Monday, March 10, 2014

Hoop Strength & Core - Stability Ball "Homework Circuit"

Today's class was really outstanding! Great energy and another fresh face came for the first time. Hooray for the class growing!
Some of out group have Stability Balls at home that are just collecting dust, so I created a little circuit they can do at home that will work up a sweat and strengthen the core along the way.

Be sure to do a good warmup and have your water bottle nearby.
45seconds on each exercise - 12 exercises (1 where you have to do both sides!)
Rest in between as needed or challenge yourself to move quickly between them like a High Intensity Interval. You choose. Good Form is always more important than quantity of reps.

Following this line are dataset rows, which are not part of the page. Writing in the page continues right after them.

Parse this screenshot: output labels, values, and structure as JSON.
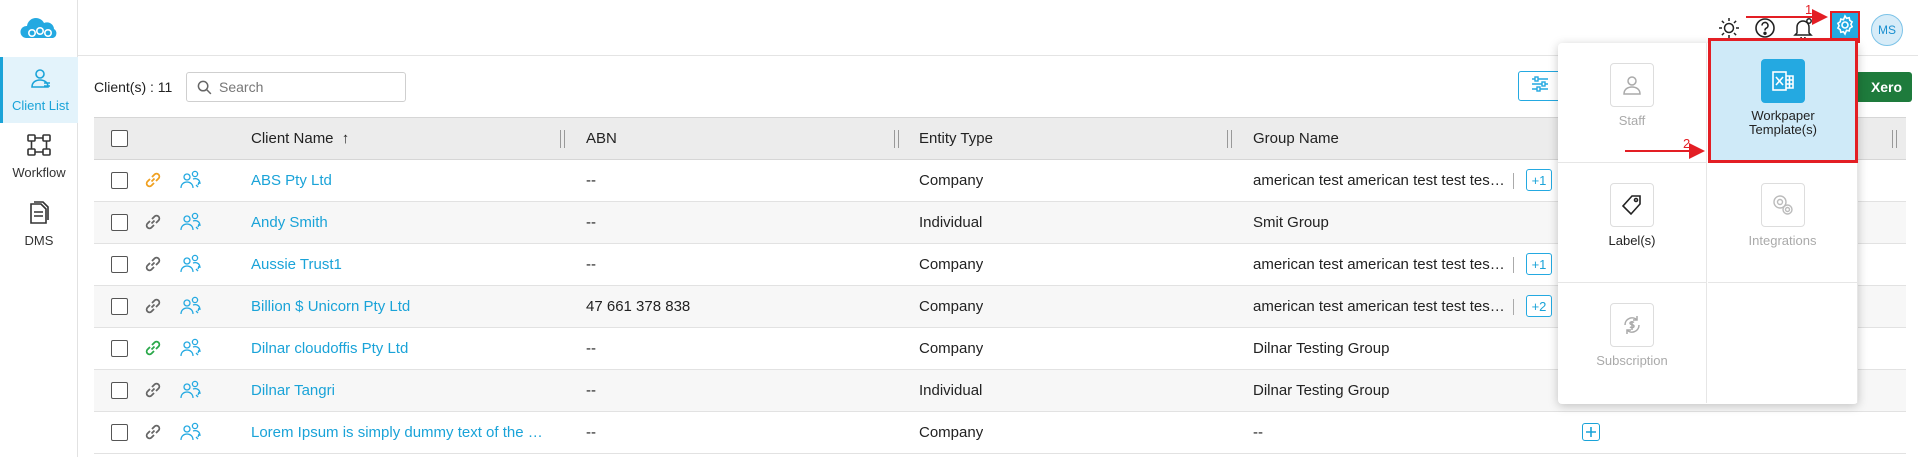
{
  "sidebar": {
    "items": [
      {
        "label": "Client List",
        "icon": "client-list-icon",
        "active": true
      },
      {
        "label": "Workflow",
        "icon": "workflow-icon",
        "active": false
      },
      {
        "label": "DMS",
        "icon": "dms-icon",
        "active": false
      }
    ]
  },
  "header": {
    "avatar_initials": "MS",
    "icons": [
      "theme-sun-icon",
      "help-icon",
      "notification-bell-icon",
      "settings-gear-icon"
    ]
  },
  "toolbar": {
    "client_count_label": "Client(s) : 11",
    "search_placeholder": "Search",
    "xero_button_label": "Xero"
  },
  "table": {
    "columns": [
      "Client Name",
      "ABN",
      "Entity Type",
      "Group Name"
    ],
    "sort_indicator": "↑",
    "rows": [
      {
        "name": "ABS Pty Ltd",
        "abn": "--",
        "type": "Company",
        "group": "american test american test test test...",
        "more": "+1",
        "link_color": "#f0a020"
      },
      {
        "name": "Andy Smith",
        "abn": "--",
        "type": "Individual",
        "group": "Smit Group",
        "more": "",
        "link_color": "#666666"
      },
      {
        "name": "Aussie Trust1",
        "abn": "--",
        "type": "Company",
        "group": "american test american test test test...",
        "more": "+1",
        "link_color": "#666666"
      },
      {
        "name": "Billion $ Unicorn Pty Ltd",
        "abn": "47 661 378 838",
        "type": "Company",
        "group": "american test american test test test...",
        "more": "+2",
        "link_color": "#666666"
      },
      {
        "name": "Dilnar cloudoffis Pty Ltd",
        "abn": "--",
        "type": "Company",
        "group": "Dilnar Testing Group",
        "more": "",
        "link_color": "#2aa84a"
      },
      {
        "name": "Dilnar Tangri",
        "abn": "--",
        "type": "Individual",
        "group": "Dilnar Testing Group",
        "more": "",
        "link_color": "#666666"
      },
      {
        "name": "Lorem Ipsum is simply dummy text of the pr...",
        "abn": "--",
        "type": "Company",
        "group": "--",
        "more": "",
        "link_color": "#666666"
      }
    ]
  },
  "settings_menu": {
    "items": [
      {
        "label": "Staff",
        "icon": "staff-icon",
        "state": "disabled"
      },
      {
        "label": "Workpaper Template(s)",
        "icon": "excel-workpaper-icon",
        "state": "selected"
      },
      {
        "label": "Label(s)",
        "icon": "label-tag-icon",
        "state": "enabled"
      },
      {
        "label": "Integrations",
        "icon": "integrations-gears-icon",
        "state": "disabled"
      },
      {
        "label": "Subscription",
        "icon": "subscription-dollar-icon",
        "state": "disabled"
      }
    ]
  },
  "annotations": {
    "step1": "1",
    "step2": "2",
    "color": "#e31e24"
  },
  "colors": {
    "accent": "#24a9e1",
    "xero_green": "#1e7b3c",
    "highlight": "#e31e24"
  }
}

As you get stronger, you will be able to do more.

1. Wall Squats

2. Prone Supported Push-up

3. Prone Back Extension (Incline Crunch)

4. Reclining Plank Heel Tuck (Hamstring Curl)

5. Prone Supported Tricep Push-up

6. Reclining Supported Crunch

7. Prone Plank Knee Tuck

8. Prone Froggy Glute Press

9. Side Abductor Leg Lifts *do both sides!*

10.Reclining Inner Thigh Squeeze

11. Reclining "Atlas" Walking

12. Reclining "Catch"

Here is a link to today's super fun playlist from Steady130 that rocked us with old school 80's rock.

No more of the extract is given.